BMR
CALCULATOR
Find the calories your body burns at complete rest — the foundation of all nutrition planning.
What This Calculator Does
The BMR Calculator computes your Basal Metabolic Rate — the calories your body burns at complete rest to maintain vital functions. It shows both Mifflin-St Jeor (most accurate) and Harris-Benedict results, plus activity-adjusted TDEE estimates.
The Formula Explained
Mifflin-St Jeor (men): BMR = (10 × kg) + (6.25 × cm) − (5 × age) + 5. Mifflin-St Jeor (women): same but −161. Example: 30-year-old female, 165cm, 65kg → BMR = (650 + 1,031 − 150 − 161) = 1,370 kcal/day at complete rest.
What Your Result Means
BMR represents 60–70% of your TDEE. Muscle mass is the primary driver of BMR — each kg of lean muscle burns ~13 kcal/day at rest. This is why resistance training permanently raises your metabolism. Your BMR decreases roughly 1–2% per decade after 30 unless you actively preserve muscle.
TDEE Calculator to add your activity level · Calorie Calculator for goal-specific targets
What Is BMR?
Basal Metabolic Rate (BMR) is the number of calories your body burns at complete rest to maintain basic physiological functions: breathing, circulation, cell production, and body temperature regulation. BMR typically represents 60 to 70 percent of total daily calorie expenditure and is the foundational number behind all nutrition and energy calculations.

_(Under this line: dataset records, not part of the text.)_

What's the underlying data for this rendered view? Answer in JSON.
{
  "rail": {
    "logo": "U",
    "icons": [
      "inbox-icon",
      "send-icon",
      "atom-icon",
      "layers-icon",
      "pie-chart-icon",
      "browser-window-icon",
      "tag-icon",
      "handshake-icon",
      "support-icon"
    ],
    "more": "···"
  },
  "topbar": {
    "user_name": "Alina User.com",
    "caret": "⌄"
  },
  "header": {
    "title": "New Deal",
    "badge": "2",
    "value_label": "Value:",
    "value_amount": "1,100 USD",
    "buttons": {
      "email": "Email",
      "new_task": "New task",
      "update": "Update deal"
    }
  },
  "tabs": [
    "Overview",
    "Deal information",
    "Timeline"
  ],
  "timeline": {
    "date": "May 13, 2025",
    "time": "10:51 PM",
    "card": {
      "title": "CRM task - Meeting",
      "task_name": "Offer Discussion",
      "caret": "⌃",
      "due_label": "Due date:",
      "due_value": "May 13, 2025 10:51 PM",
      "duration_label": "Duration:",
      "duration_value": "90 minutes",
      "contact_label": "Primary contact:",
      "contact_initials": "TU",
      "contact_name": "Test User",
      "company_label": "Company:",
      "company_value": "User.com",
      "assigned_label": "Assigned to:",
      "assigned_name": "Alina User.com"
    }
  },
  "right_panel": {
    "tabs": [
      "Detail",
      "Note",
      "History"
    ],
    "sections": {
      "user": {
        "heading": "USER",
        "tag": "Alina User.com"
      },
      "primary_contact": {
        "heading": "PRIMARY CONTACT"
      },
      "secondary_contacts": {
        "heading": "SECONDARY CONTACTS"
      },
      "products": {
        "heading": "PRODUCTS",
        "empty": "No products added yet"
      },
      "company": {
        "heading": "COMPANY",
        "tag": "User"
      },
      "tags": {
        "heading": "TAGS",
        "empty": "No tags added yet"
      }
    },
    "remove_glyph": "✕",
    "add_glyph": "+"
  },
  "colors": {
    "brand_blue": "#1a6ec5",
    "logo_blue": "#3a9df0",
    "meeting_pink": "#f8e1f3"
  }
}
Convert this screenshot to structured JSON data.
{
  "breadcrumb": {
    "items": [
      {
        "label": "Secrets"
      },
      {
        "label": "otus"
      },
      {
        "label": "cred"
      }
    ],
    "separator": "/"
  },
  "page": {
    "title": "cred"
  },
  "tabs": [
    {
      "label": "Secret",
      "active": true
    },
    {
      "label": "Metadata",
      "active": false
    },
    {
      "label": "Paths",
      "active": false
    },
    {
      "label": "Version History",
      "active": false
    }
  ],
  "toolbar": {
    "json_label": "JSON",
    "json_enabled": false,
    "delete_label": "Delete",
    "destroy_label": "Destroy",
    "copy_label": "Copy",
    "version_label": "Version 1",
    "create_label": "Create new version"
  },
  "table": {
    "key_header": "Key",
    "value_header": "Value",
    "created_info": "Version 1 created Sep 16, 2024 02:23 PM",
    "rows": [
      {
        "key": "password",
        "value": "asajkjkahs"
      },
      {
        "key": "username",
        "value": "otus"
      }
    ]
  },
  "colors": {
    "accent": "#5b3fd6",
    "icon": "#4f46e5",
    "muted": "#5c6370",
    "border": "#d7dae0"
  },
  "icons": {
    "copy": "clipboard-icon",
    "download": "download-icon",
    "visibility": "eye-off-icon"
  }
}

Mifflin-St Jeor vs Harris-Benedict
The Mifflin-St Jeor equation (1990) is the most accurate formula for most people and is recommended by the American Dietetic Association. It outperforms the older Harris-Benedict equation (1919) by approximately 5% in studies comparing predicted vs measured metabolic rate. However, neither formula accounts for lean body mass, which is why the Katch-McArdle formula (using body fat percentage) is more accurate for very lean or very muscular individuals.
BMR vs TDEE
BMR is your resting calorie burn. TDEE (Total Daily Energy Expenditure) is BMR multiplied by an activity factor — your real-world daily calorie burn. Multiply your BMR by 1.2 for sedentary, 1.375 for lightly active, 1.55 for moderately active, 1.725 for very active, and 1.9 for extremely active individuals.